Originally created 07/20/02

State threatens facility's funds

For the second time in less than a month, Gracewood State School and Hospital is threatened with having its funding cut off unless it corrects conditions that put residents in "immediate jeopardy."

According to documents obtained Friday by The Augusta Chronicle, the state Office of Regulatory Services sent letters Tuesday and Wednesday citing poor care at the facility for the developmentally disabled; included were reports that a resident was beaten with a pipe and that another resident who was left unsupervised jumped out of a window.

A Gracewood employee may be prosecuted for patient abuse as a result of the first incident, said Mike Seigler, the special agent in charge of the Georgia Bureau of Investigation's Thomson office.

Some of the problems had been noted in a survey in May but were still not corrected when surveyors returned last week.

Unless conditions improve by July 31, the state could move to cut off the facility's Medicaid funding.

The state survey and findings of immediate jeopardy to residents came on the same day the federal Centers for Medicare and Medicaid Services removed its threat to cut off federal funding. A federal survey in June also had found immediate jeopardy to residents, including a patient with a broken wrist and staff members ill-trained to handle unruly patients.

Gracewood was threatened with losing that funding July 13 but the facility provided a plan of correction, including staff training in appropriate restraints, that satisfied federal officials.

This time, the facility is being criticized for having too small a staff to properly supervise patients and too few meaningful programs for the residents. Surveyors also were concerned about problems in Living Area 12X that "appeared to be widespread physical and psychological abuse rather than an isolated incident of abuse resulting in immediate jeopardy to the safety and welfare of (the residents)."

On March 26, a staff worker preparing to give a 32-year-old resident her bath noticed red welts on the woman's buttocks and thighs. The facility's client advocate later found a 19-inch aluminum pipe tucked under some other materials in a locked cabinet in the living area. The pipe matched the marks on the woman's body, and the client advocate said the woman was frightened when she saw it later.

Similar pipes, all taken from privacy screens, were found scattered in different places around the living area. The GBI was called in to investigate, and a day-shift supervisor later resigned and refused to take a polygraph test.

"If I'm not mistaken, we're ready to turn it over to the DA for possible prosecution," Special Agent Seigler said.

In another incident, a patient who had leaped out of a window in December and had a history of running off and causing mayhem was left unsupervised after dinner June 25. The patient, who was supposed to be under direct supervision all of the time because of his behavior, either jumped or fell out of a window and ended up in the hospital with a "cervical spinal cord injury," according to the report.

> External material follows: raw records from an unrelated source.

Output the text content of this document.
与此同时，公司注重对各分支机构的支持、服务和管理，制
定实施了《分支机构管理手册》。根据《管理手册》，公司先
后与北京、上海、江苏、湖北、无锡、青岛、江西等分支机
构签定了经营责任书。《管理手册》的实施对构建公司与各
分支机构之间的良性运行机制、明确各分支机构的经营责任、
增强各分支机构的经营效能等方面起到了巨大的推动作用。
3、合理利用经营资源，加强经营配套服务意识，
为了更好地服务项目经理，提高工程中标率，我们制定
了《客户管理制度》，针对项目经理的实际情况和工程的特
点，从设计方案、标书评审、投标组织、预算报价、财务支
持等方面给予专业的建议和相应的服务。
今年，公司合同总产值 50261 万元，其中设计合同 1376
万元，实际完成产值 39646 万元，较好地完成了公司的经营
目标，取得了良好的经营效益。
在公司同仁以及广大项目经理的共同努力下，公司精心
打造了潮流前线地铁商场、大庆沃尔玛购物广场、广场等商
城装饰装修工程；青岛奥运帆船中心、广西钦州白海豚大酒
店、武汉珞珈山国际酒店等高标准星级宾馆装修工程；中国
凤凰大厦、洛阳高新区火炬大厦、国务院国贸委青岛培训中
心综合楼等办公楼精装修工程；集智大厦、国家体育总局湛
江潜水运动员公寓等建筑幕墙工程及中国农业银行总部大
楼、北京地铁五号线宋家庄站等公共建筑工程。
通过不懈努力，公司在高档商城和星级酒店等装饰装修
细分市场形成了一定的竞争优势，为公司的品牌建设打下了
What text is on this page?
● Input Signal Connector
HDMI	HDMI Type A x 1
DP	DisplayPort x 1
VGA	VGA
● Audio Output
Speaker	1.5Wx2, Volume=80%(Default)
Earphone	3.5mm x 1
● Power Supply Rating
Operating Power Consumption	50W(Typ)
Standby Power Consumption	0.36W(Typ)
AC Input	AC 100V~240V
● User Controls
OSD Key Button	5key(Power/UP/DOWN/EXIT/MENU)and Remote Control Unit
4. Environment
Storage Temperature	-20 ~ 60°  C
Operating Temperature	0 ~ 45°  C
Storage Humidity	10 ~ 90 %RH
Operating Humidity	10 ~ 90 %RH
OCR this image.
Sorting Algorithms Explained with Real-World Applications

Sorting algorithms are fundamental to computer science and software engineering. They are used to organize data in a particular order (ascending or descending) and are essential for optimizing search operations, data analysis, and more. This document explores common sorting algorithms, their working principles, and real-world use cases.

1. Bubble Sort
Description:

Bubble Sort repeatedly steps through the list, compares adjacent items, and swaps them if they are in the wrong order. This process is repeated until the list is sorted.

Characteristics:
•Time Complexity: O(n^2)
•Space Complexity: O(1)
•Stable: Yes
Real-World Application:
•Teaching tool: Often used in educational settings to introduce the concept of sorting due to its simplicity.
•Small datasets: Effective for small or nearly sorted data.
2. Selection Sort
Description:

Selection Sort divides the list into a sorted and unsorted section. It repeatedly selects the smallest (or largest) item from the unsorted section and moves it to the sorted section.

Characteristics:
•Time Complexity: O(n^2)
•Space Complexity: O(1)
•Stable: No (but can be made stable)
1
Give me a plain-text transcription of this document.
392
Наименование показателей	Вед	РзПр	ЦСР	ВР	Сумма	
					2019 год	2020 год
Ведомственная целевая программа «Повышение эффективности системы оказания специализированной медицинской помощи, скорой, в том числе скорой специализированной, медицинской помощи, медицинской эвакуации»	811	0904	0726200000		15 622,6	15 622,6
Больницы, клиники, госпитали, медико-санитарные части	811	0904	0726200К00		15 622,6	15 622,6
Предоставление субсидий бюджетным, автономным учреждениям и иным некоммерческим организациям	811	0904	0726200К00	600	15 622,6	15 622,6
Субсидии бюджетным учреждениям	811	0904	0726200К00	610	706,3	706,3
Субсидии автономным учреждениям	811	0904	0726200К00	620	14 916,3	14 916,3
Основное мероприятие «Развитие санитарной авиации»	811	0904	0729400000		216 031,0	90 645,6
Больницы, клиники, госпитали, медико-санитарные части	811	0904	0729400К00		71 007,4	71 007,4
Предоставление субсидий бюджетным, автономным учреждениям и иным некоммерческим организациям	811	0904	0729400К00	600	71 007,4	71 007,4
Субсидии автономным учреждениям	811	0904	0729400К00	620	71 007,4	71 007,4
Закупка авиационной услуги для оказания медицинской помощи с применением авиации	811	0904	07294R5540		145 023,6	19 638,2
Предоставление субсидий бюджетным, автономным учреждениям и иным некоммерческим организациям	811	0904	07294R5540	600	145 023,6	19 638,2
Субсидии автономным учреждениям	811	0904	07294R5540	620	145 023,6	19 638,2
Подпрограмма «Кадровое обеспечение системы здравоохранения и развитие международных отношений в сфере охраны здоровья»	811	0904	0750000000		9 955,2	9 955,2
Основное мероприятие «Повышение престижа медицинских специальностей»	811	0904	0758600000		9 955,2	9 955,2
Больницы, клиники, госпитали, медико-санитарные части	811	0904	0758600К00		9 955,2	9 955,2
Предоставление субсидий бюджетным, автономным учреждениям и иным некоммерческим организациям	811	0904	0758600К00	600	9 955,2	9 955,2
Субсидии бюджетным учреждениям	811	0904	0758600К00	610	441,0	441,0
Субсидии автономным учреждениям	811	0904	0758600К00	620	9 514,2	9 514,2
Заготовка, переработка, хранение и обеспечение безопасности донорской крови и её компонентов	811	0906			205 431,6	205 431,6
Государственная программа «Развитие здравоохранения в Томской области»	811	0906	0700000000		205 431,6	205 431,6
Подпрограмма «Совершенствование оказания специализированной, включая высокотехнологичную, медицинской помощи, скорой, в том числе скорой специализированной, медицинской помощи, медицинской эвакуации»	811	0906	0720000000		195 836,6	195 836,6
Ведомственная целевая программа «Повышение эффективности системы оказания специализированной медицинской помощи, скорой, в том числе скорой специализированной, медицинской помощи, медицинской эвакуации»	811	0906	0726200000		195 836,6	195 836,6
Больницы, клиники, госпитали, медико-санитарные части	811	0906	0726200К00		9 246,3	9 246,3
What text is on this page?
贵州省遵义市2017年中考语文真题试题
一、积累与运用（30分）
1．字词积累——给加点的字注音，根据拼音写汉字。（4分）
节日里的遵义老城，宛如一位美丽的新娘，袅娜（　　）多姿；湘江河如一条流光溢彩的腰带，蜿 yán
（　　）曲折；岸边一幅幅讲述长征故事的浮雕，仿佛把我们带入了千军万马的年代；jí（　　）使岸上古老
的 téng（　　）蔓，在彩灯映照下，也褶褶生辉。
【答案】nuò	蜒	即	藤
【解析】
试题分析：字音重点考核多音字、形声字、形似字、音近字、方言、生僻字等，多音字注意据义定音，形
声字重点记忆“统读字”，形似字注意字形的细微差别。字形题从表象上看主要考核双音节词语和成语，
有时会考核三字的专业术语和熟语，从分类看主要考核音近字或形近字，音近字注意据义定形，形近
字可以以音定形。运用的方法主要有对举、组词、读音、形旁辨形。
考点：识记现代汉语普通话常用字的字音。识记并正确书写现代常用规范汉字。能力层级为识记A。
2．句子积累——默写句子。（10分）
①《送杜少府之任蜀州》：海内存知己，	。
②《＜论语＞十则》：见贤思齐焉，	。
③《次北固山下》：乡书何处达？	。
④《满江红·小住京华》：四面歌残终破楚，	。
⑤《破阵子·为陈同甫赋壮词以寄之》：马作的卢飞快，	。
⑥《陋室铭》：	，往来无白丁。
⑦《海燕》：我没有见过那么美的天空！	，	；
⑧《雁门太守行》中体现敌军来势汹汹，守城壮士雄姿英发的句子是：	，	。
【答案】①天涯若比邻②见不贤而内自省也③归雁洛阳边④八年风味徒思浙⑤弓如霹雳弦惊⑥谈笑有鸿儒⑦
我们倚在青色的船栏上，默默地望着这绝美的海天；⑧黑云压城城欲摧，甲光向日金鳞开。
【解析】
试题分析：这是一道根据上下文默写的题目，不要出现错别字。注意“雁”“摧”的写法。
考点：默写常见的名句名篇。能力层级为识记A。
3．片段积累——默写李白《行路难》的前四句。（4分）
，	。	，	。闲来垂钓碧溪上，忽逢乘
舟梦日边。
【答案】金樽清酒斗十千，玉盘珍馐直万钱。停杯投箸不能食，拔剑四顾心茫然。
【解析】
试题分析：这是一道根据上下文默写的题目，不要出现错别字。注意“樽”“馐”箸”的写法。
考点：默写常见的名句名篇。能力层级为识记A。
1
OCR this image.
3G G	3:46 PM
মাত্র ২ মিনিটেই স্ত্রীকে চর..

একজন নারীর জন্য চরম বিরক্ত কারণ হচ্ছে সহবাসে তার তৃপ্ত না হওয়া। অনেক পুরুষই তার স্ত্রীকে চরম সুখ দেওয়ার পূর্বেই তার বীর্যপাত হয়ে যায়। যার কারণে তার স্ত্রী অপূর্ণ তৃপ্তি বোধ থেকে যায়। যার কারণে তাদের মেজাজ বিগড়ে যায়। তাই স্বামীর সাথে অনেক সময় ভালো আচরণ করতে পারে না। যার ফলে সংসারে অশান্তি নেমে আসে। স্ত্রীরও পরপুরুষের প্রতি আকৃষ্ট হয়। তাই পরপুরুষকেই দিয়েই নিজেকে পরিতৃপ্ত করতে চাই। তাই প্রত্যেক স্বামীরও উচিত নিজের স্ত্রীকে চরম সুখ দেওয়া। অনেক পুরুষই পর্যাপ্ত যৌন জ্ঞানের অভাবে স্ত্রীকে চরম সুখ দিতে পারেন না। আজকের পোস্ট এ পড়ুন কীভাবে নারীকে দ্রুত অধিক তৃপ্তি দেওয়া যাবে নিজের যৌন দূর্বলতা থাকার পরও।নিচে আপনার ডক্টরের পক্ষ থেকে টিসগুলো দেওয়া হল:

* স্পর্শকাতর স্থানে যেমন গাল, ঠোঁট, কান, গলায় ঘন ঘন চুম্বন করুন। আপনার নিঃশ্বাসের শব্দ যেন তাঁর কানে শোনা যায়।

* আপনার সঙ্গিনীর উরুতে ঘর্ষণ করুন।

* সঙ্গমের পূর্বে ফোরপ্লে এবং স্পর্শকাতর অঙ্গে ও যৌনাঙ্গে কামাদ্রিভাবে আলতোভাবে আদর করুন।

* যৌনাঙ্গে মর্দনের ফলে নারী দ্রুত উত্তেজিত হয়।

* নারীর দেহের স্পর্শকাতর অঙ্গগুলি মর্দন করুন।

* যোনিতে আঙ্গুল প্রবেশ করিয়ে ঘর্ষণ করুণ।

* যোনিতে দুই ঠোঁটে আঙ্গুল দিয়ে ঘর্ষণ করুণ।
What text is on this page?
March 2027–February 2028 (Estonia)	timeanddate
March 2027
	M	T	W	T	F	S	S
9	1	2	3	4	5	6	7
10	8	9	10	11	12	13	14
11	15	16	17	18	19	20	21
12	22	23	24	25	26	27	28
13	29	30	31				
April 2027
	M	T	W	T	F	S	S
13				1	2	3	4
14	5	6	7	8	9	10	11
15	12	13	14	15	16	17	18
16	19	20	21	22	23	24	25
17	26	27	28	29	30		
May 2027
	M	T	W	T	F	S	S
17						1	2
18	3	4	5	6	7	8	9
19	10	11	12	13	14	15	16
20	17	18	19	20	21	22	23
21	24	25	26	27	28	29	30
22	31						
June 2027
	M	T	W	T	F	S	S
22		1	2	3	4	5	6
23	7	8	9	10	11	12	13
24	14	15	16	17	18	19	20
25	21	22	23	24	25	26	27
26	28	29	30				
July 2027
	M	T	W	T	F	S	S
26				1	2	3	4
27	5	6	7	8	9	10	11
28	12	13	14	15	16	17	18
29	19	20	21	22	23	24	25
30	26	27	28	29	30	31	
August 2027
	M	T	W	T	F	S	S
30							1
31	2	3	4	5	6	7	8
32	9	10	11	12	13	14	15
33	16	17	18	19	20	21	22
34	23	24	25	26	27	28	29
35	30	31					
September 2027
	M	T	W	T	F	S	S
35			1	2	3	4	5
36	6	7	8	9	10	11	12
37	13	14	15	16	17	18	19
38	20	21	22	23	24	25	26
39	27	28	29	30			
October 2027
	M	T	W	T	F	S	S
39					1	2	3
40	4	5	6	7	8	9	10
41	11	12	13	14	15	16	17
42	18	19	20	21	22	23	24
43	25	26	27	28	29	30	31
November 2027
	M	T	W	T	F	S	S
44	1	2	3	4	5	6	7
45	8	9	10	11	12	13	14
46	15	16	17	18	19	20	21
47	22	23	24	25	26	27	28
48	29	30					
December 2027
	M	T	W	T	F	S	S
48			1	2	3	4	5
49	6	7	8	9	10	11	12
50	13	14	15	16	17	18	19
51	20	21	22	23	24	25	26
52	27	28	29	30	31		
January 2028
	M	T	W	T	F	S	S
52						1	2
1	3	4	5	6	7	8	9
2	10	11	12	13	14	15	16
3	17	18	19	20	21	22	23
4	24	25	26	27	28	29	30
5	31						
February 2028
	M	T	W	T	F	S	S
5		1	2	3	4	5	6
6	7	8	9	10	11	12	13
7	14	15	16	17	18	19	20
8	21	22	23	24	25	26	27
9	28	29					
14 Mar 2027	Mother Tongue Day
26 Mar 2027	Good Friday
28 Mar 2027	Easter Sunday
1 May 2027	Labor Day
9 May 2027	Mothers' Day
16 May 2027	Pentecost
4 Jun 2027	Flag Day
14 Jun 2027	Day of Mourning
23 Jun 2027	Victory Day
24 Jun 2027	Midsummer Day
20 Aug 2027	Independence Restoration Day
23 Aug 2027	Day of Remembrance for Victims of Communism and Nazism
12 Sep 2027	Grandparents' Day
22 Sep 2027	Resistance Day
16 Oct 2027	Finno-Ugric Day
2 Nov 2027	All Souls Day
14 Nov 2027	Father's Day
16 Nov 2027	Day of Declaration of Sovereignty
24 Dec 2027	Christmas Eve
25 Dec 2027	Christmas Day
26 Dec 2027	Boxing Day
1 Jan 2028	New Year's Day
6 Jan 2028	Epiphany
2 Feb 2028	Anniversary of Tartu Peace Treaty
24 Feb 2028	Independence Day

The Division of Mental Health, Developmental Disabilities and Addictive Diseases has received the report, and Gracewood officials are working on eliminating the problems and forming a plan of correction, said Debra Elovich, the assistant commissioner for policy and government services at the Georgia Department of Human Resources.

"They do have every confidence they'll be able to make the corrections and provide (the plan) within that time frame," Ms. Elovich said.

Tom Corwin at (706) 823-3213 or tomc@augustachronicle.com.

WHAT'S NEXT: If Gracewood State School and Hospital doesn't submit a plan and correct problems by July 31, the state can move to sever Medicaid funding.